Ive separated this deliverable because private-arenas in ptr-tables can be mostly validated without it (using the stub) and because in some respects its our 1st new feature, where the previous focus was on refactoring the existing code to accommodate the feature.
The 1st test of this code will be in perl_destruct
release_arenas(&PL_body_roots[$_]) foreach @sv_types; release_arenas(&PL_sv_root);
Then we call it from ptr_table_clear.
Given the recent p5p traffic 12/20 (link above), I think this path to private arenas helps; it adds support needed beneath the fancy freelist pushing-and-popping briefly described there. What nytprof needs will take further study.
The design thus far does nothing to protect (or even advise) of reqid
trampling between 2 users, get_arena()
implicitly allows callers to
start new reservations with the given ID, which allows sharing amongst
knowing users. Formal registration will provide at least advisory
protection. This could be done with a flag too.
These have real merit in my estimation, but are rather speculative, and I'm reluctant to call them committable deliverables. I think think they help illustrate the potential of the above work.
One way to nudge this rock foward is to plug in a 2nd (private) ptr-table-* function set, addressing the Storable::freeze use case.
I suspect however that freelist pushing and popping, along with
get_arenas()
and release_arenas()
, will ultimately be a better tool
than this specialized fix for PTEs, but it serves as a point of
discussion (strawman); we dont even have decent terminology yet, let
alone a few paths forward.
Storable::thaw() might want to put the perl-data it vivifies into a constrained region of memory, as this may improve processor cache performance, especially with their modern prefetch systems. So would perl routines, such as parsers, data generators, etc.
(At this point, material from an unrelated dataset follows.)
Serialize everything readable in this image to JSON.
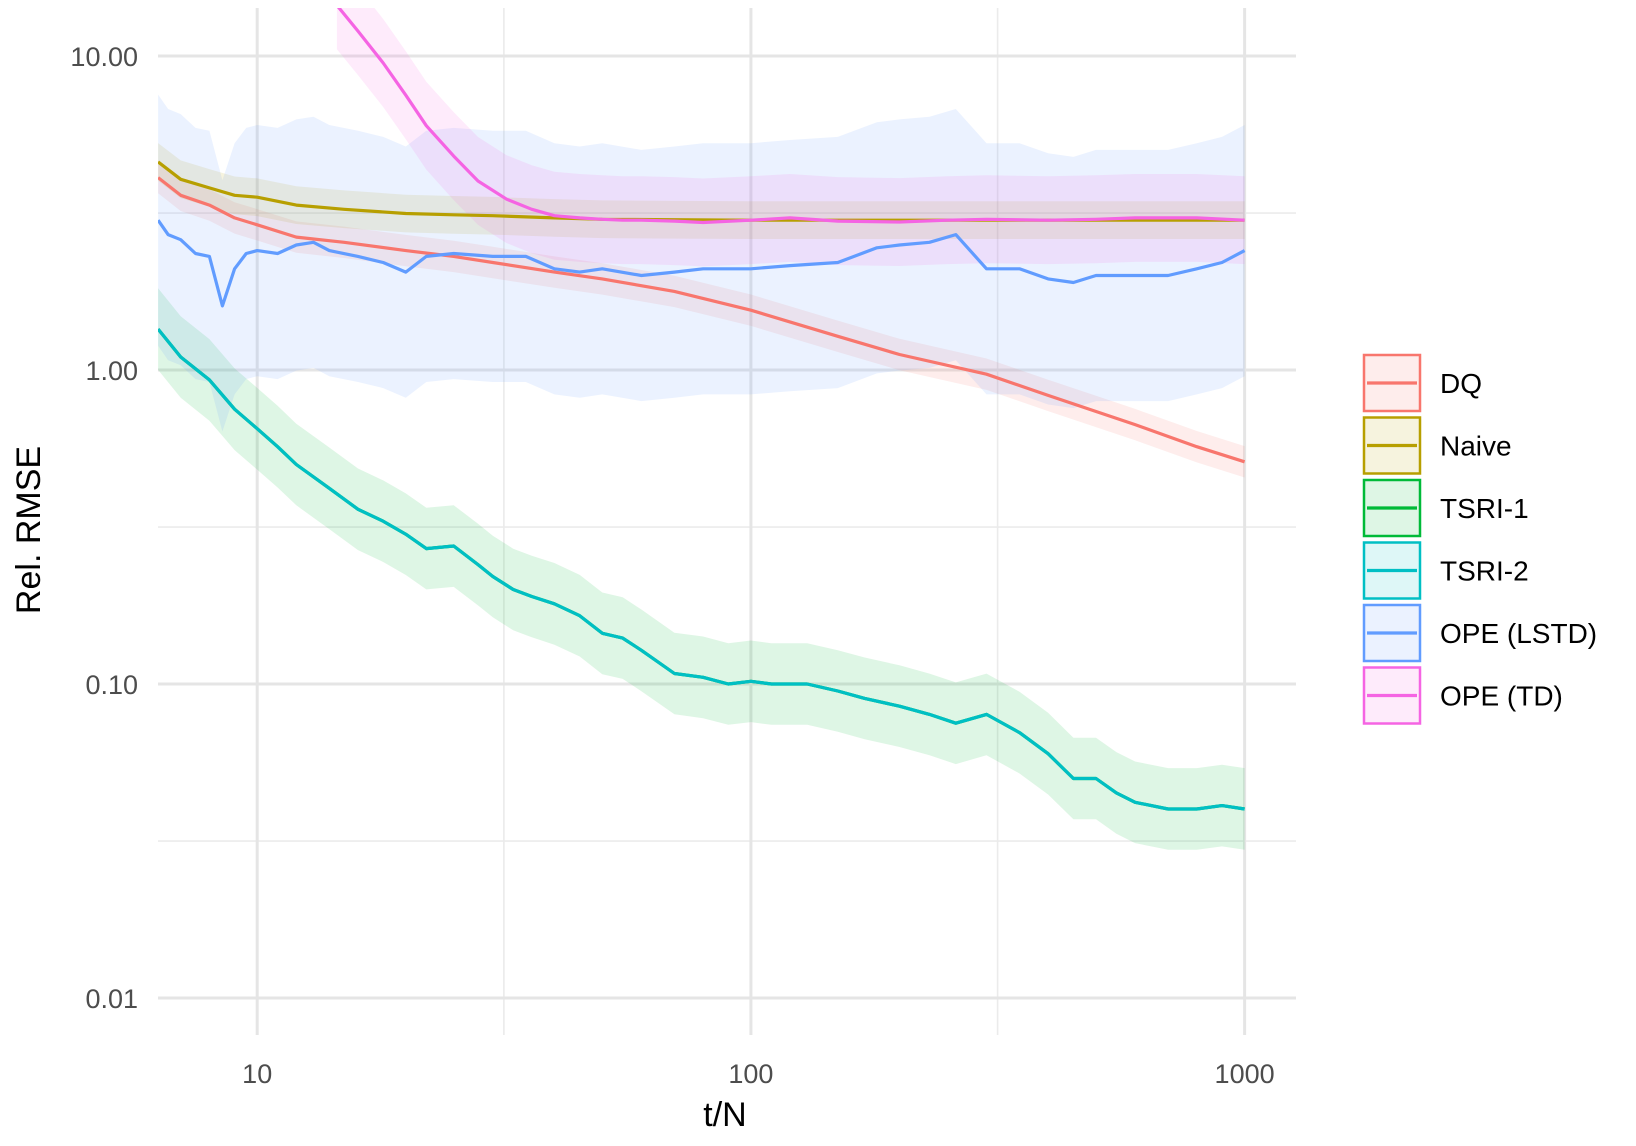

# Doing it lexically would be nice; get_tight_hash { my $var; use my_arenas depth => 1, 'xs'; return { Storable::thaw($packet) }; }
Here, my_arenas seeks to capture only SVs in the contained xs scope (the thaw), and those in {} composition. depth => 1 sounds safest wrt the spiderweb problem, N might be nice if it makes sense (depth=>0 makes me nervous). I also suppose that xs might somehow be different than just depth => 1.
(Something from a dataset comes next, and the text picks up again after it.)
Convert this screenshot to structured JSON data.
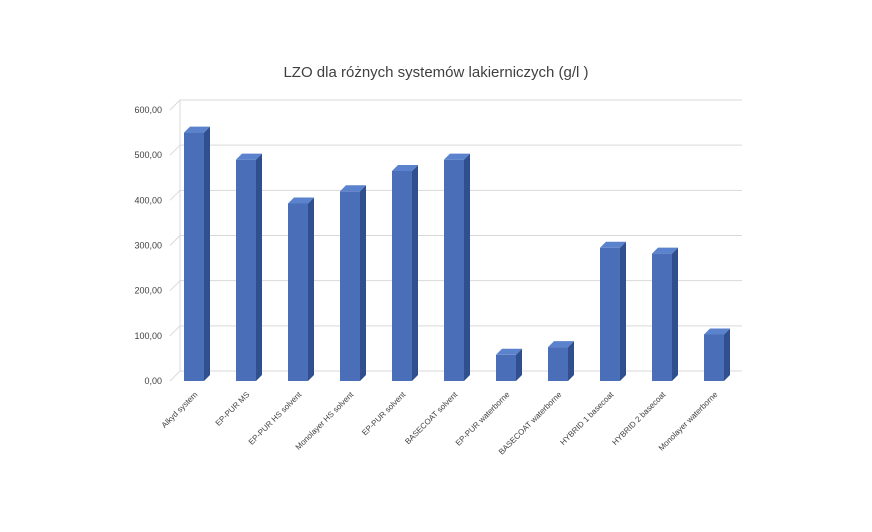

This doesnt attempt to migrate perl data into a container; that would be tantamount to lifting the spiderweb without damaging it, and is out of scope here. But this may shed some light in a dimly lit corner.
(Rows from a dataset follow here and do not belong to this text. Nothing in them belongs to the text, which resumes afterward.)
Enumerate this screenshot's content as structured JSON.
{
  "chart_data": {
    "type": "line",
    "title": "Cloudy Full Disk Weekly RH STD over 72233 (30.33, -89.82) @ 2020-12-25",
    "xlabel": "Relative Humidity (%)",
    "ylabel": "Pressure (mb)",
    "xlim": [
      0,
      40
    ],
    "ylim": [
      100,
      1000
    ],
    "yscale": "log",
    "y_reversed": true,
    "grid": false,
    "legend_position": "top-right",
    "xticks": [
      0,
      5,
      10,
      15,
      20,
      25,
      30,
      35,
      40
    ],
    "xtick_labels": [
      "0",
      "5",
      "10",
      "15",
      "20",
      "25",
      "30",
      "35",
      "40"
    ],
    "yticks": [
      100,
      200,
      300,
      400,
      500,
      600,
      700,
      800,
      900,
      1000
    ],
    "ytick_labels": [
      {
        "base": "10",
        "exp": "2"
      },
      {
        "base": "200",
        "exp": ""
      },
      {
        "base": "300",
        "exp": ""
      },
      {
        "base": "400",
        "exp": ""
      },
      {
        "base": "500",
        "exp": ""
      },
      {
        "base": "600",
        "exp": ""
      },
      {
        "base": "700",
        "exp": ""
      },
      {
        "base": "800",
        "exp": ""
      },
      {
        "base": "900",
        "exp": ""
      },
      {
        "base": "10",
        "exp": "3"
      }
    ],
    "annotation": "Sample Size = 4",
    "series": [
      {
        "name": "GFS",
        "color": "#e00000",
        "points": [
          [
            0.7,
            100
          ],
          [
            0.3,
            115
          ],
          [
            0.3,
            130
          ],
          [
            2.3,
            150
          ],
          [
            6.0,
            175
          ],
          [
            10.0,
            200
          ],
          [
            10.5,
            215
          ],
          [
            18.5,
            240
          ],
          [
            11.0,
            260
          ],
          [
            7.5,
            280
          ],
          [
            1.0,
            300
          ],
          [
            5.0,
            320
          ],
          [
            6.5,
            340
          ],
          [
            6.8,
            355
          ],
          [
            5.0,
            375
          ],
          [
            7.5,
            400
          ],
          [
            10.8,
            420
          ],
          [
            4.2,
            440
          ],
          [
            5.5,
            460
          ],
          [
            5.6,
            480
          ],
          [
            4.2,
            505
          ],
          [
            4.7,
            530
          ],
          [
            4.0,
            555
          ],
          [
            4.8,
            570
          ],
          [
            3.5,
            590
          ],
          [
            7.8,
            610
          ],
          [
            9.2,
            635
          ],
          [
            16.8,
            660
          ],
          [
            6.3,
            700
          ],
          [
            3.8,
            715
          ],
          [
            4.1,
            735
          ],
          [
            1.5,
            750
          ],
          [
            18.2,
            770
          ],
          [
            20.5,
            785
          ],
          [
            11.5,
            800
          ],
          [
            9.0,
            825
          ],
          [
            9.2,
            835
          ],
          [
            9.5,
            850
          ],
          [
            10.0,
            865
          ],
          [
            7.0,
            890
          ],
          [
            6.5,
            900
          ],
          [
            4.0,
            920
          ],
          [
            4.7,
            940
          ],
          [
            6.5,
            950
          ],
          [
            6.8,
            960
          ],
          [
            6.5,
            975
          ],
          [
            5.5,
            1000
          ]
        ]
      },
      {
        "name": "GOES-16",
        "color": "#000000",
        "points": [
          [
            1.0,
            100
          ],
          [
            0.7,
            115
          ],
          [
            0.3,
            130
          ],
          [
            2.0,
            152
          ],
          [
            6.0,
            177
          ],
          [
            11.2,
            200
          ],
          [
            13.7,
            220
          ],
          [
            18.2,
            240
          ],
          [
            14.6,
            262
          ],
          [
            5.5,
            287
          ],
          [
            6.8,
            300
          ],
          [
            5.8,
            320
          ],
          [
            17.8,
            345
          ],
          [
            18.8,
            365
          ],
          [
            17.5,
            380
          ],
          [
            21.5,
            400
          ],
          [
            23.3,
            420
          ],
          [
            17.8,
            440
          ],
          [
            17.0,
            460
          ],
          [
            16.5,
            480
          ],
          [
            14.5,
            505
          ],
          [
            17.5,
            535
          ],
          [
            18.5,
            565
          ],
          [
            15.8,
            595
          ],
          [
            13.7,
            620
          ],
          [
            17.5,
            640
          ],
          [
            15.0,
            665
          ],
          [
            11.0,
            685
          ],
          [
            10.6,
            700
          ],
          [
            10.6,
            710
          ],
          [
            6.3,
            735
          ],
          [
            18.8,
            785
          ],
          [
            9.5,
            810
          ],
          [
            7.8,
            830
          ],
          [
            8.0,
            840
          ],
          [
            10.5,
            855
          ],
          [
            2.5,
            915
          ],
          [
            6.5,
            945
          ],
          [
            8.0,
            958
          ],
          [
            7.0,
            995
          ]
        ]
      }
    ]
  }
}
The deliverables above are largely self explanatory, but will also include responding and resolving issues; they're then largely defined by porters and particularly pumpkings.
Tim Bunce, given his interest for nytprof, will hopefully offer guidance as to what he needs, Id treat those as immediate goals.
There are no doubt numerous knock-on effects to the rest of core, some of these will be in-scope, though I hope not all.
setrlimit()d sandbox, oom tests. work this into fresh_perl, maybe
wrap this as sandboxed_perl()
.
p5p discussion, review, responses, revisions, variations, etc.
1-2 months
Ive been hacking in perl for a while
[jimc@groucho perl-git]$ git log blead | grep Cromie | wc -l 102
Ive also hacked in pertinent parts of core, ext/ code: - added arena-sets into the arena allocator - reworked the body-allocator around S_more_bodies - helped refactor sv_upgrade (Nick did the heavy lifting) - added struct body_details (says the blamelog) - extended B::Concise feature set - implemented OptreeCheck and tests using it
I believe that the proposed approach is wrong to the point of being counterproductive. Specifically, it won't help NYTProf at all, and it's likely to slow Storable down.
As I've already sent my reasoning to perl5-porters, I'll just give a link to it: http://www.xray.mpe.mpg.de/mailing-lists/perl5-porters/2010-02/msg00014.html
5 days later, and there has still been no reply to it.